Além de Brenda, outros 10 pacientes, muito mais graves que ela, passam pela situação. Há pacientes com surtos violentos. Em dois casos, uma mulher mutilou com uma faca a própria vagina e precisou passar por uma cirurgia. Em outro episódio, o paciente em surto tentou arrancar um dos olhos com as mãos.

Esses pacientes estão vivendo em dois lugares: Centro de Custódia do Zerão, onde ficam presos os servidores públicos acusados de crimes, e na Clínica de Psiquiatria. Alguns já cumpriram penas, e já deveriam estar soltos para continuação do tratamento.

Residência terapêutica

Como os manicômios são proibidos no país desde os anos 1980 (hoje, inclusive, é o Dia Nacional de Luta Anti-manicomial), a Psiquiatria do Estado seria classificada como manicômios se aumentasse a quantidade de leitos para internação. Mesmo assim, há pacientes que vivem lá há vários anos.

Institucionalizada, Brenda se sente melhor na Psiquiatria

A assistência a pacientes mentais é uma obrigação das prefeituras. Em todo o país, existem 400 residências terapêuticas, casas que funcionam como abrigos e que forneçam tratamento psiquiátrico e assistência social.
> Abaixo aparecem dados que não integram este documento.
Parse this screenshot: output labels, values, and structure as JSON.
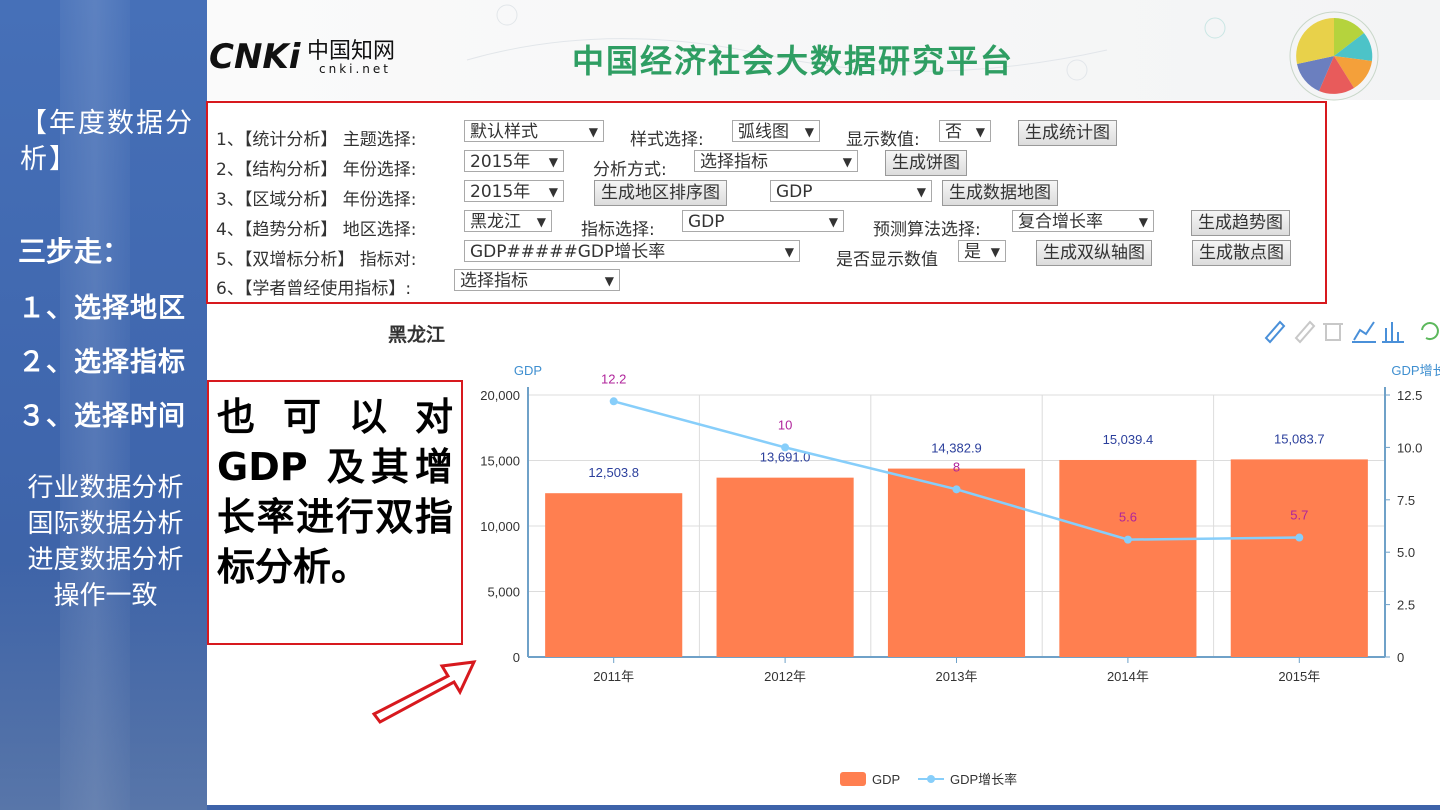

No ano passado, depois de uma provocação do Ministério Público, o governo do Estado se comprometeu em assumir a contratação de 10 técnicos que farão os acompanhamentos. Coube à prefeitura apenas alugar uma residência de R$ 1,2 mil com três dormitórios.

As contratações foram autorizadas pela Secretaria de Saúde do Estado, mas a prefeitura, um ano depois, ainda não alugou a residência.

Enquanto isso, Brenda não quer mais morar no mundo novo que é viver sozinha, por conta própria. Institucionalizada, o desejo dela é voltar logo para Clínica de Psiquiatria do Hcal.

A prefeitura de Macapá prometeu um posicionamento sobre o aluguel da casa ainda nesta sexta-feira (18).